Public equity markets have a strongly defined structure to them. Buying a stock is in most cases a simple and straightforward process these days given the number of brokers and on-line platforms that follow standards and formats set by exchanges so that if I buy a share of Apple at $75 and you do too at the same time, we follow the exact same steps and get the same result, a single share of Apple at $75.
Private and alternative asset investing however has remained a largely bespoke and manual world.
There are very few platforms that allow for the efficient buying and selling of alternative assets unless you happen to be a large institution with enough size and scale to influence the way things are done.
But largely still, managers and deal makers in private and alternative markets find themselves dealing with a rapidly changing set of variables and structures from deal to deal which leads to inefficient capital markets. So how can we address this?
For most private and alternative market transactions, the parts of the deal that are interesting are the details of the asset and the price that it is currently being sold for.
Access to deal flow and the ability to run a process to compare the economics of one deal against another are two of the key functions that take time and human capital in venture and PE settings yet a lot of time is wasted on deal mechanics rather than negotiation and diligence.
One way to look at this through the lens of a public stock exchange is to provide the infrastructure for the actual transaction to take place in a simple and repeatable format. There are thee core components to any private/alternative transaction (if you exclude the sourcing and diligence of the asset itself), identity, banking/flow of funds, and tax.
Identity involves establishing the identity of the buyers and sellers of assets and sufficing KYC or Know Your Customer so that banking partners feel safe transfer the funds as part of this transaction.
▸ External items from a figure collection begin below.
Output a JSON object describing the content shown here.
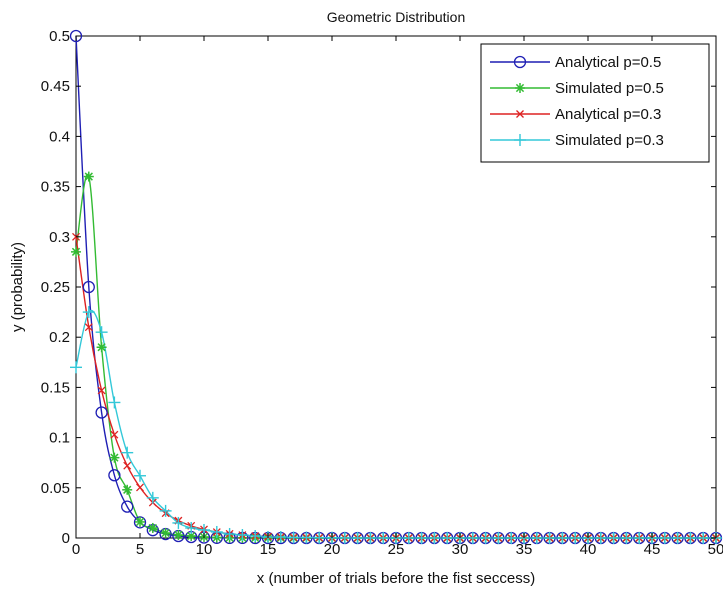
{
  "chart_data": {
    "type": "line",
    "title": "Geometric Distribution",
    "xlabel": "x (number of trials before the fist seccess)",
    "ylabel": "y (probability)",
    "xlim": [
      0,
      50
    ],
    "ylim": [
      0,
      0.5
    ],
    "xticks": [
      0,
      5,
      10,
      15,
      20,
      25,
      30,
      35,
      40,
      45,
      50
    ],
    "yticks": [
      0,
      0.05,
      0.1,
      0.15,
      0.2,
      0.25,
      0.3,
      0.35,
      0.4,
      0.45,
      0.5
    ],
    "ytick_labels": [
      "0",
      "0.05",
      "0.1",
      "0.15",
      "0.2",
      "0.25",
      "0.3",
      "0.35",
      "0.4",
      "0.45",
      "0.5"
    ],
    "grid": false,
    "legend_position": "top-right",
    "series": [
      {
        "name": "Analytical p=0.5",
        "color": "#1f1fb4",
        "marker": "circle",
        "x": [
          0,
          1,
          2,
          3,
          4,
          5,
          6,
          7,
          8,
          9,
          10,
          11,
          12,
          13,
          14,
          15,
          16,
          17,
          18,
          19,
          20,
          21,
          22,
          23,
          24,
          25,
          26,
          27,
          28,
          29,
          30,
          31,
          32,
          33,
          34,
          35,
          36,
          37,
          38,
          39,
          40,
          41,
          42,
          43,
          44,
          45,
          46,
          47,
          48,
          49,
          50
        ],
        "y": [
          0.5,
          0.25,
          0.125,
          0.0625,
          0.03125,
          0.0156,
          0.0078,
          0.0039,
          0.002,
          0.001,
          0.0005,
          0.0002,
          0.0001,
          0.0001,
          0,
          0,
          0,
          0,
          0,
          0,
          0,
          0,
          0,
          0,
          0,
          0,
          0,
          0,
          0,
          0,
          0,
          0,
          0,
          0,
          0,
          0,
          0,
          0,
          0,
          0,
          0,
          0,
          0,
          0,
          0,
          0,
          0,
          0,
          0,
          0,
          0
        ]
      },
      {
        "name": "Simulated p=0.5",
        "color": "#33bb33",
        "marker": "asterisk",
        "x": [
          0,
          1,
          2,
          3,
          4,
          5,
          6,
          7,
          8,
          9,
          10,
          11,
          12,
          13,
          14,
          15,
          16,
          17,
          18,
          19,
          20,
          21,
          22,
          23,
          24,
          25,
          26,
          27,
          28,
          29,
          30,
          31,
          32,
          33,
          34,
          35,
          36,
          37,
          38,
          39,
          40,
          41,
          42,
          43,
          44,
          45,
          46,
          47,
          48,
          49,
          50
        ],
        "y": [
          0.285,
          0.36,
          0.19,
          0.08,
          0.048,
          0.016,
          0.01,
          0.005,
          0.003,
          0.002,
          0.001,
          0.0005,
          0.0002,
          0.0001,
          0,
          0,
          0,
          0,
          0,
          0,
          0,
          0,
          0,
          0,
          0,
          0,
          0,
          0,
          0,
          0,
          0,
          0,
          0,
          0,
          0,
          0,
          0,
          0,
          0,
          0,
          0,
          0,
          0,
          0,
          0,
          0,
          0,
          0,
          0,
          0,
          0
        ]
      },
      {
        "name": "Analytical p=0.3",
        "color": "#dd2222",
        "marker": "x",
        "x": [
          0,
          1,
          2,
          3,
          4,
          5,
          6,
          7,
          8,
          9,
          10,
          11,
          12,
          13,
          14,
          15,
          16,
          17,
          18,
          19,
          20,
          21,
          22,
          23,
          24,
          25,
          26,
          27,
          28,
          29,
          30,
          31,
          32,
          33,
          34,
          35,
          36,
          37,
          38,
          39,
          40,
          41,
          42,
          43,
          44,
          45,
          46,
          47,
          48,
          49,
          50
        ],
        "y": [
          0.3,
          0.21,
          0.147,
          0.1029,
          0.072,
          0.0504,
          0.0353,
          0.0247,
          0.0173,
          0.0121,
          0.0085,
          0.0059,
          0.0042,
          0.0029,
          0.002,
          0.0014,
          0.001,
          0.0007,
          0.0005,
          0.0003,
          0.0002,
          0.0002,
          0.0001,
          0.0001,
          0,
          0,
          0,
          0,
          0,
          0,
          0,
          0,
          0,
          0,
          0,
          0,
          0,
          0,
          0,
          0,
          0,
          0,
          0,
          0,
          0,
          0,
          0,
          0,
          0,
          0,
          0
        ]
      },
      {
        "name": "Simulated p=0.3",
        "color": "#33c8d8",
        "marker": "plus",
        "x": [
          0,
          1,
          2,
          3,
          4,
          5,
          6,
          7,
          8,
          9,
          10,
          11,
          12,
          13,
          14,
          15,
          16,
          17,
          18,
          19,
          20,
          21,
          22,
          23,
          24,
          25,
          26,
          27,
          28,
          29,
          30,
          31,
          32,
          33,
          34,
          35,
          36,
          37,
          38,
          39,
          40,
          41,
          42,
          43,
          44,
          45,
          46,
          47,
          48,
          49,
          50
        ],
        "y": [
          0.17,
          0.225,
          0.205,
          0.135,
          0.085,
          0.062,
          0.04,
          0.027,
          0.015,
          0.01,
          0.008,
          0.006,
          0.004,
          0.003,
          0.002,
          0.001,
          0.001,
          0.0005,
          0.0005,
          0.0003,
          0.0002,
          0.0001,
          0,
          0,
          0,
          0,
          0,
          0,
          0,
          0,
          0,
          0,
          0,
          0,
          0,
          0,
          0,
          0,
          0,
          0,
          0,
          0,
          0,
          0,
          0,
          0,
          0,
          0,
          0,
          0,
          0
        ]
      }
    ]
  }
}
Identity involves capturing and securely verifying things such as a social or EIN number, address date of birth and names.
One identity has been ascertained and verified, the next step is the banking/flow of funds. Parties need to be able to declare which sources they will use to fund a transaction or to receive the proceeds of that transaction. Once identity and KYC has been sufficed banking tends to be a simple setup step but the important part comes into how it plays into the last category, taxes.
Investing, just like income earned, has tax consequences to it so properly documenting and capturing the tax status of an investor is important and linking it to their banking and flow of funds helps streamline the tax treatment. Knowing if you are investing as an individual or through and entity/trust you control has important implications when the investment pays out a dividend or return.
Tax treatment is also important for investors as no two investors will have the same tax setup and preferences. Being able to allow investors to deploy using the mechanisms that work best for them individually while capturing accurate tax details and keeping the overall cadence of the deal in sync is massively important when creating a repeatable deal process.
If we can work to provide a more standardized set of rails and workflows for those three components of the deal execution, it will free up the folks who curate these deals to spend more time sourcing and doing due diligence on them and also allow a greater range of investors who want access to this asset class but don’t have the resources to manage these bespoke transaction dynamics.
At Syndicately, via our our portal and also now via our API, we provide a set of tools to help with each of those three components of the deal. Our mission is to help provide managers, deal makers, and platforms with a consistent and salable process that is data-driven to increase the velocity of capital by bringing best practices from the public markets to the private ones.